My prayer was not to be answered. I regretted not bringing a travel weather radio with me, although one point of this trip was to disconnect from technology, and I could only hope that this wouldn’t turn into a blizzard. I trusted my dogs with my life and they had never let me down, but it was surreal and a bit scary to race blindly into a sea of cascading white snowflakes. As I tried to ease the panic rising within me, I remembered my father’s calming voice from when I was a child directing me on what to do when caught out in the wilderness in inclement weather. Take shelter, stay warm, stay hydrated. At this point I’d gone too far to return to the cabin even if I could determine which way it was. It was definitely getting colder, but I was well-bundled and decided to press forward. My sense of time was warped by the changing landscape, but I was pretty sure that we would arrive at the airport relatively soon and could shelter there until the weather was clear enough to fly.

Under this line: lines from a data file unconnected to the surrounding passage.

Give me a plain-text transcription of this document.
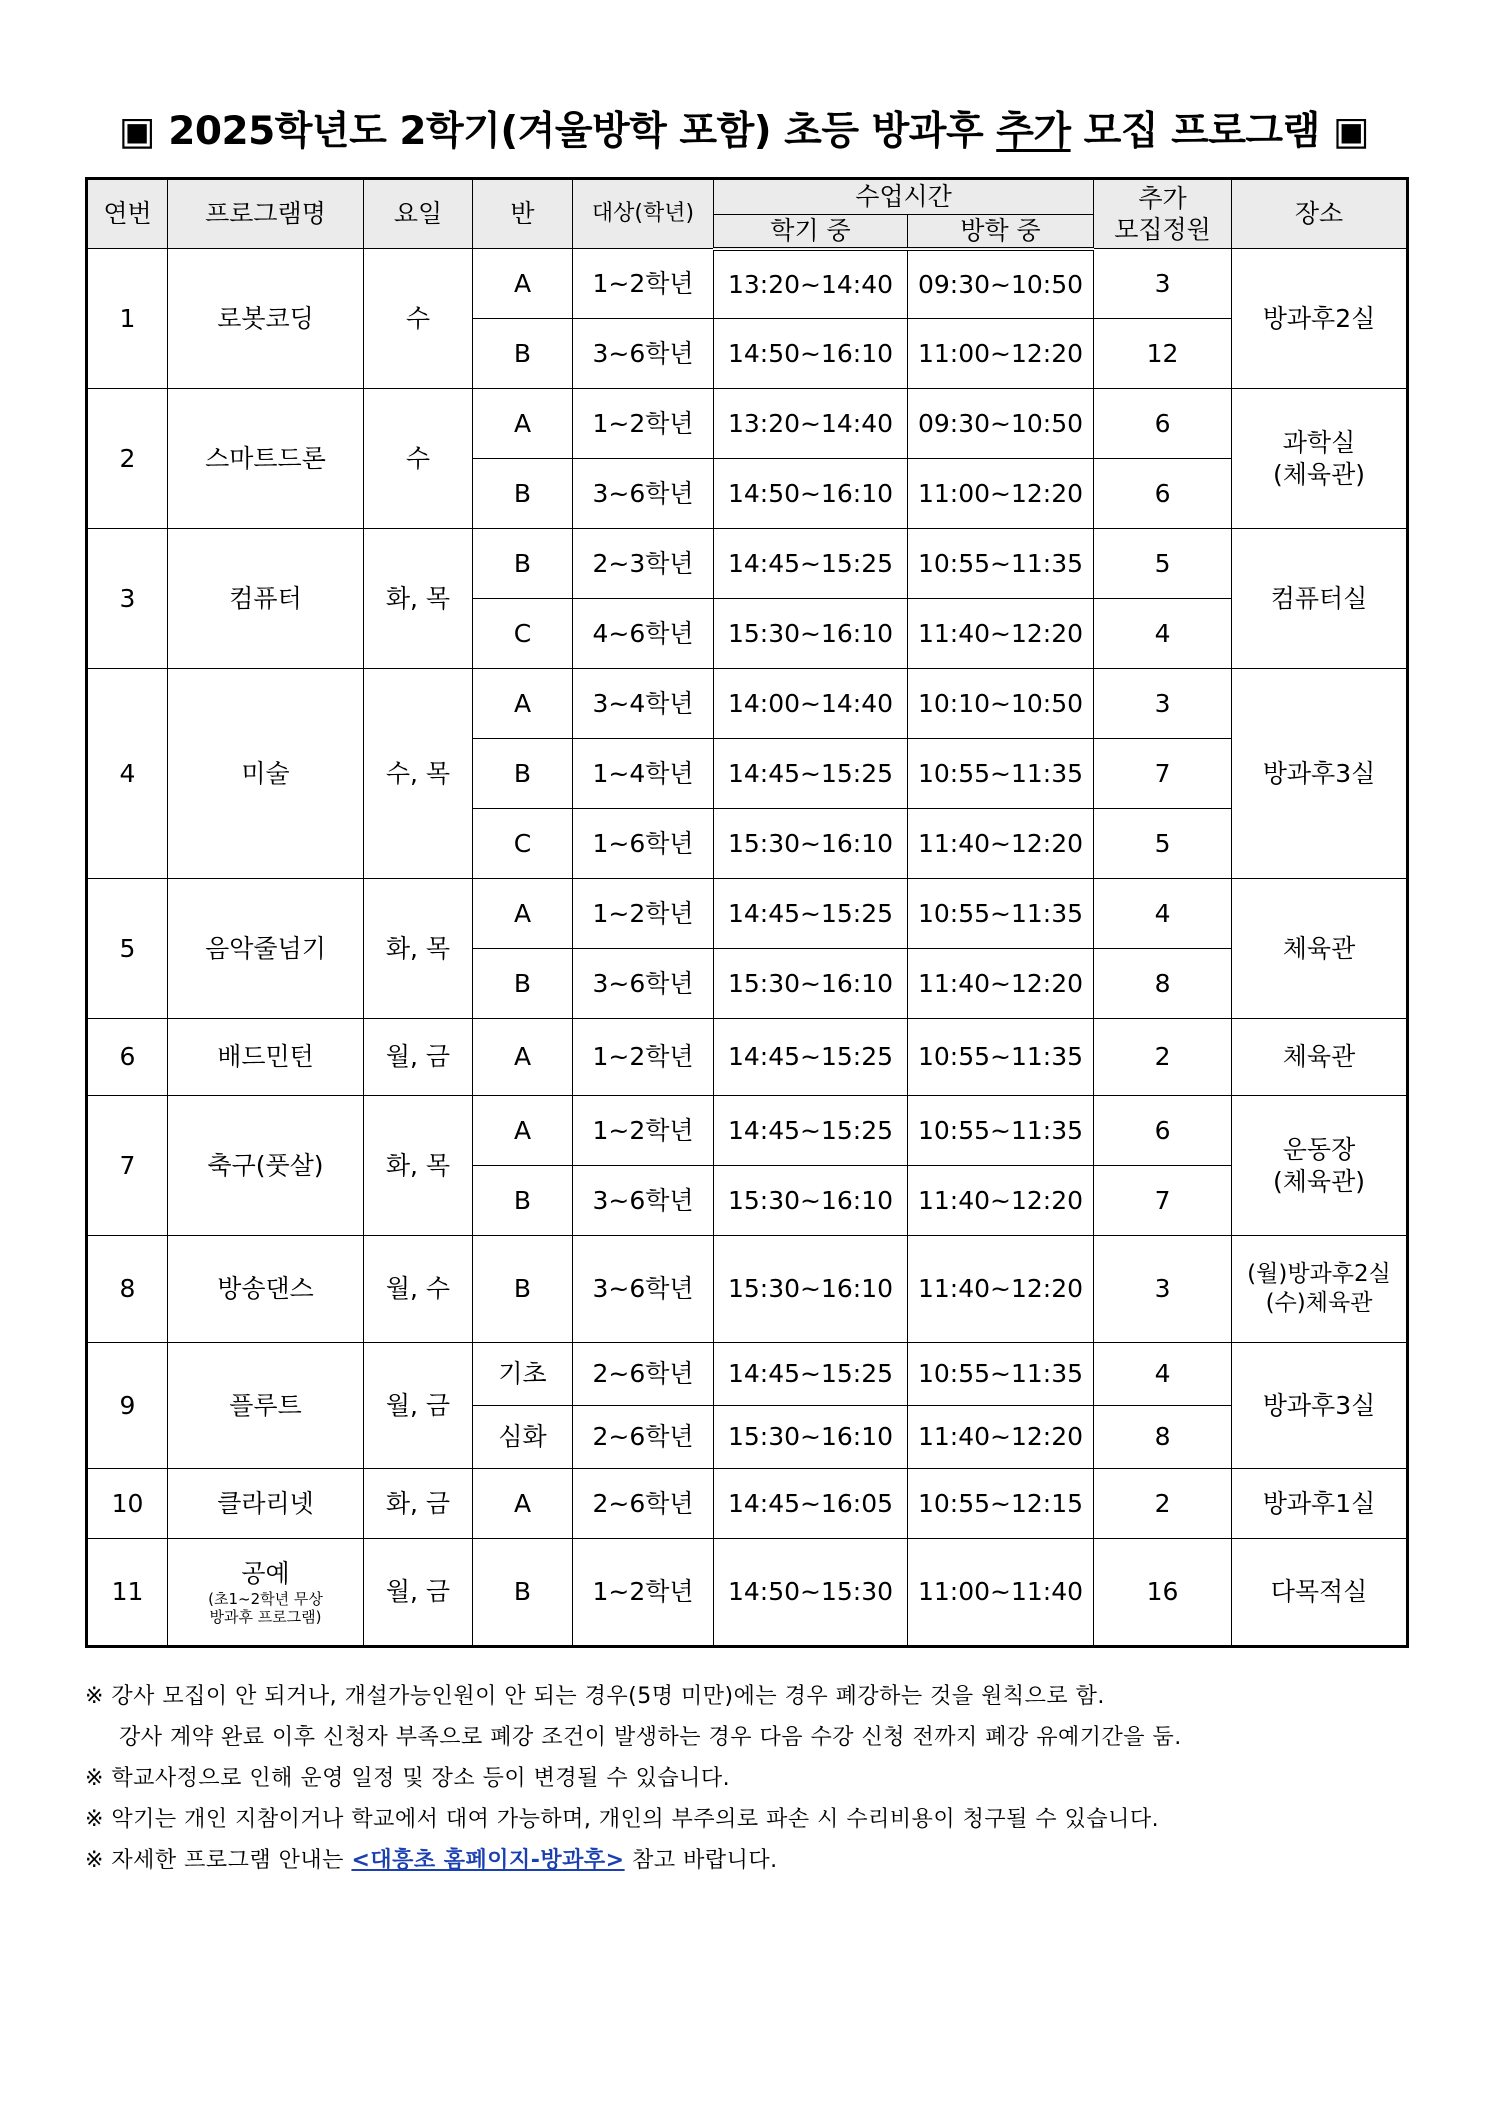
▣ 2025학년도 2학기(겨울방학 포함) 초등 방과후 추가 모집 프로그램 ▣
연번	프로그램명	요일	반	대상(학년)	수업시간		추가
모집정원	장소
					학기 중	방학 중		
1	로봇코딩	수	A	1~2학년	13:20~14:40	09:30~10:50	3	방과후2실
			B	3~6학년	14:50~16:10	11:00~12:20	12	
2	스마트드론	수	A	1~2학년	13:20~14:40	09:30~10:50	6	과학실
(체육관)
			B	3~6학년	14:50~16:10	11:00~12:20	6	
3	컴퓨터	화, 목	B	2~3학년	14:45~15:25	10:55~11:35	5	컴퓨터실
			C	4~6학년	15:30~16:10	11:40~12:20	4	
4	미술	수, 목	A	3~4학년	14:00~14:40	10:10~10:50	3	방과후3실
			B	1~4학년	14:45~15:25	10:55~11:35	7	
			C	1~6학년	15:30~16:10	11:40~12:20	5	
5	음악줄넘기	화, 목	A	1~2학년	14:45~15:25	10:55~11:35	4	체육관
			B	3~6학년	15:30~16:10	11:40~12:20	8	
6	배드민턴	월, 금	A	1~2학년	14:45~15:25	10:55~11:35	2	체육관
7	축구(풋살)	화, 목	A	1~2학년	14:45~15:25	10:55~11:35	6	운동장
(체육관)
			B	3~6학년	15:30~16:10	11:40~12:20	7	
8	방송댄스	월, 수	B	3~6학년	15:30~16:10	11:40~12:20	3	(월)방과후2실
(수)체육관
9	플루트	월, 금	기초	2~6학년	14:45~15:25	10:55~11:35	4	방과후3실
			심화	2~6학년	15:30~16:10	11:40~12:20	8	
10	클라리넷	화, 금	A	2~6학년	14:45~16:05	10:55~12:15	2	방과후1실
11	공예
(초1~2학년 무상
방과후 프로그램)	월, 금	B	1~2학년	14:50~15:30	11:00~11:40	16	다목적실

※ 강사 모집이 안 되거나, 개설가능인원이 안 되는 경우(5명 미만)에는 경우 폐강하는 것을 원칙으로 함.

강사 계약 완료 이후 신청자 부족으로 폐강 조건이 발생하는 경우 다음 수강 신청 전까지 폐강 유예기간을 둠.

※ 학교사정으로 인해 운영 일정 및 장소 등이 변경될 수 있습니다.

※ 악기는 개인 지참이거나 학교에서 대여 가능하며, 개인의 부주의로 파손 시 수리비용이 청구될 수 있습니다.

※ 자세한 프로그램 안내는 <대흥초 홈페이지-방과후> 참고 바랍니다.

Just when I thought we’d traveled too long to be on the right path, I felt the sled pull upward. I blinked as a snowflake landed in my eye and watched as the snow and clouds slowly dissipated beyond the crest of the hill. Looking into the valley I saw a man bathed in sunlight sitting around a fire at his campsite. A man I recognized as my father. Happiness and nostalgia swelled up within me complemented by the shift in weather that cleared the negative thoughts from moments prior. Standing before my father after so many years apart, I suddenly felt overcome by a wave of emotions and questions that culminated into simply rendering me speechless. Then it all came out at once, my tears immortalized as ice, falling from my face with the incessant stream of words tumbling from my quivering lips. He laughed, that full-bellied jovial laugh that I remembered from when I was a kid, and hugged me so tight that I could barely breathe. Leading me back to the campsite we talked for hours catching up on all the time we missed together. I was in no rush anymore to return to the city, not with my dad here. We settled down in front of the warm fire with the dogs as we watched the sun set, painting the sky with fiery oranges and reds. As the discussion transformed into a more comforting and expressive silence that transcended words, I had to say it.

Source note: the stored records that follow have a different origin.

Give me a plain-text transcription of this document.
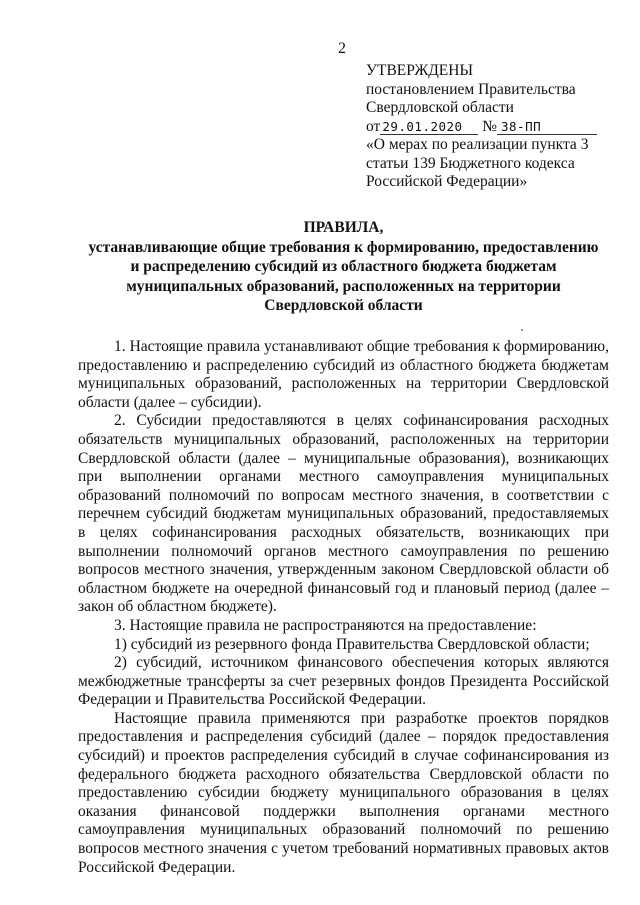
2
УТВЕРЖДЕНЫ
постановлением Правительства
Свердловской области
от 29.01.2020 № 38-ПП
«О мерах по реализации пункта 3
статьи 139 Бюджетного кодекса
Российской Федерации»
ПРАВИЛА,
устанавливающие общие требования к формированию, предоставлению
и распределению субсидий из областного бюджета бюджетам
муниципальных образований, расположенных на территории
Свердловской области

1. Настоящие правила устанавливают общие требования к формированию, предоставлению и распределению субсидий из областного бюджета бюджетам муниципальных образований, расположенных на территории Свердловской области (далее – субсидии).

2. Субсидии предоставляются в целях софинансирования расходных обязательств муниципальных образований, расположенных на территории Свердловской области (далее – муниципальные образования), возникающих при выполнении органами местного самоуправления муниципальных образований полномочий по вопросам местного значения, в соответствии с перечнем субсидий бюджетам муниципальных образований, предоставляемых в целях софинансирования расходных обязательств, возникающих при выполнении полномочий органов местного самоуправления по решению вопросов местного значения, утвержденным законом Свердловской области об областном бюджете на очередной финансовый год и плановый период (далее – закон об областном бюджете).

3. Настоящие правила не распространяются на предоставление:

1) субсидий из резервного фонда Правительства Свердловской области;

2) субсидий, источником финансового обеспечения которых являются межбюджетные трансферты за счет резервных фондов Президента Российской Федерации и Правительства Российской Федерации.

Настоящие правила применяются при разработке проектов порядков предоставления и распределения субсидий (далее – порядок предоставления субсидий) и проектов распределения субсидий в случае софинансирования из федерального бюджета расходного обязательства Свердловской области по предоставлению субсидии бюджету муниципального образования в целях оказания финансовой поддержки выполнения органами местного самоуправления муниципальных образований полномочий по решению вопросов местного значения с учетом требований нормативных правовых актов Российской Федерации.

“Father, I am so sorry for not visiting or checking in on you, sorry we had that falling out, so...”

He cut me off. “I know sweetie, I know. I missed you deeply too and I am so happy you’re here now,” he said comfortingly. “Forget the past and enjoy this present with me.”

He pulled me close, wrapping his arms around me as we looked up at the stars shimmering against the now dark Alaskan sky. A mesmerizing dance of green and yellow aurora borealis moved to the heartbeat of the earth’s magnetic field. It was like watching the spirits of my ancestors journey to their celestial home, carrying away all the remnant negative tension between my father and I. My eyes grew heavy and I began to drift off into a deep and peaceful sleep. Alaska has some of the longest and darkest nights I’d ever experienced but tonight, lying next to my father, it felt like a blessed eternity.